Inconformada com o atendimento prestado pela Febem-SP, quando seu filho foi internado, Conceição Paganele mobiliza um grupo de mães de adolescentes, que irá dar origem a AMAR – Associação de Mães de Adolescentes em Situação de Risco.

A entidade, que conta com a parceria do Unicef (Fundo das Nações Unidas para a Infância), dá apoio à família de jovens internados na instituição, por meio de atendimentos psicológico e jurídico. Também são denunciadas torturas.

Além dos atendimentos individuais e em grupo semanais na AMAR, Conceição recebe também muitas mães em sua casa, na cidade Tiradentes, zona leste de São Paulo. A assessoria jurídica é prestada por advogados do Ilanud (Instituto Latino-Americano das Nações Unidas para Prevenção do Delito e Tratamento do Delinqüente), que atua em parceria. Há escritórios da AMAR no Rio de Janeiro e em Ribeirão Preto.Em São Paulo, a equipe técnica da AMAR é formada por uma socióloga e uma psicóloga, além de seis educadoras, familiares de adolescentes que estão ou passaram pela Febem.

Em sete anos de existência da entidade, essa baiana cheia de energia de 48 anos, mãe de seis filhos, um deles adotivo, já emprestou sua dedicação materna a mais de 6 mil adolescentes. Só nos últimos dois anos, foram cadastrados cerca de 500. “Eu sei que a minha luta não serviu para o Cássio na Febem, mas servirá para outros Cássios”, afirma.

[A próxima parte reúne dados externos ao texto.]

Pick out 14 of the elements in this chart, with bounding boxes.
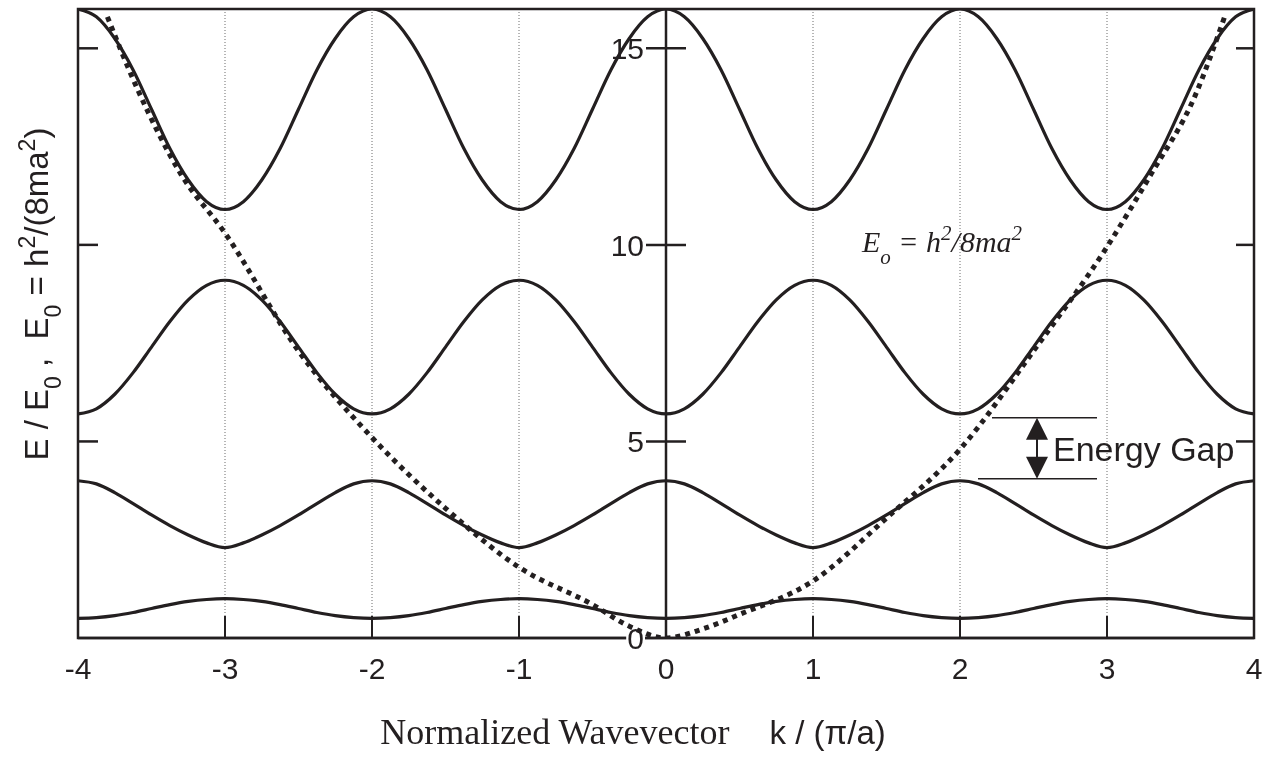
x-axis-title: Normalized Wavevector k / (π/a) (380, 712, 886, 752)
x-tick-label: 4 (1245, 652, 1262, 686)
x-tick-label: -2 (358, 652, 386, 686)
x-tick-label: 1 (804, 652, 822, 686)
x-tick-label: 2 (951, 652, 969, 686)
x-tick-label: -4 (64, 652, 92, 686)
x-tick-label: -3 (211, 652, 239, 686)
annotation: E$_{o}$ = h$^{2}$/8ma$^{2}$ (861, 221, 1023, 269)
x-tick-label: 0 (657, 652, 675, 686)
x-tick-label: 3 (1098, 652, 1116, 686)
annotation: Energy Gap (1053, 429, 1235, 468)
y-tick-label: 5 (627, 425, 644, 459)
x-tick-label: -1 (505, 652, 533, 686)
y-tick-label: 10 (610, 228, 644, 262)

Como você identificou a necessidade de criar a AMAR?
Conceição: A história começa quando eu descubro que o Cássio, meu caçula de cinco filhos na época, estava envolvido com drogas. Eu quero morrer porque a coisa é muito séria, dolorosa e difícil. Era como se estivesse em um buraco sem saída, tinha vergonha, medo. Ele tinha de 15 para 16 anos. Tentei buscar ajuda no Conselho Tutelar, na comunidade e no Fórum da Infância e Adolescência, pois ele já estava num momento em que podia matar ou morrer. Ele já pegava coisas de casa para vender e trocar por droga. Infelizmente, não havia nenhuma instituição para onde ele pudesse ir. O que talvez fosse possível seria enviá-lo para uma clínica, mas eu não tinha condições de arcar com mais uma despesa. E também dependia da vontade dele. E quem está tão empolgado no mundo das drogas não quer. E eu fui sentindo todo esse desamparo e descaso. Até que chegou um dia em que ele já estava roubando.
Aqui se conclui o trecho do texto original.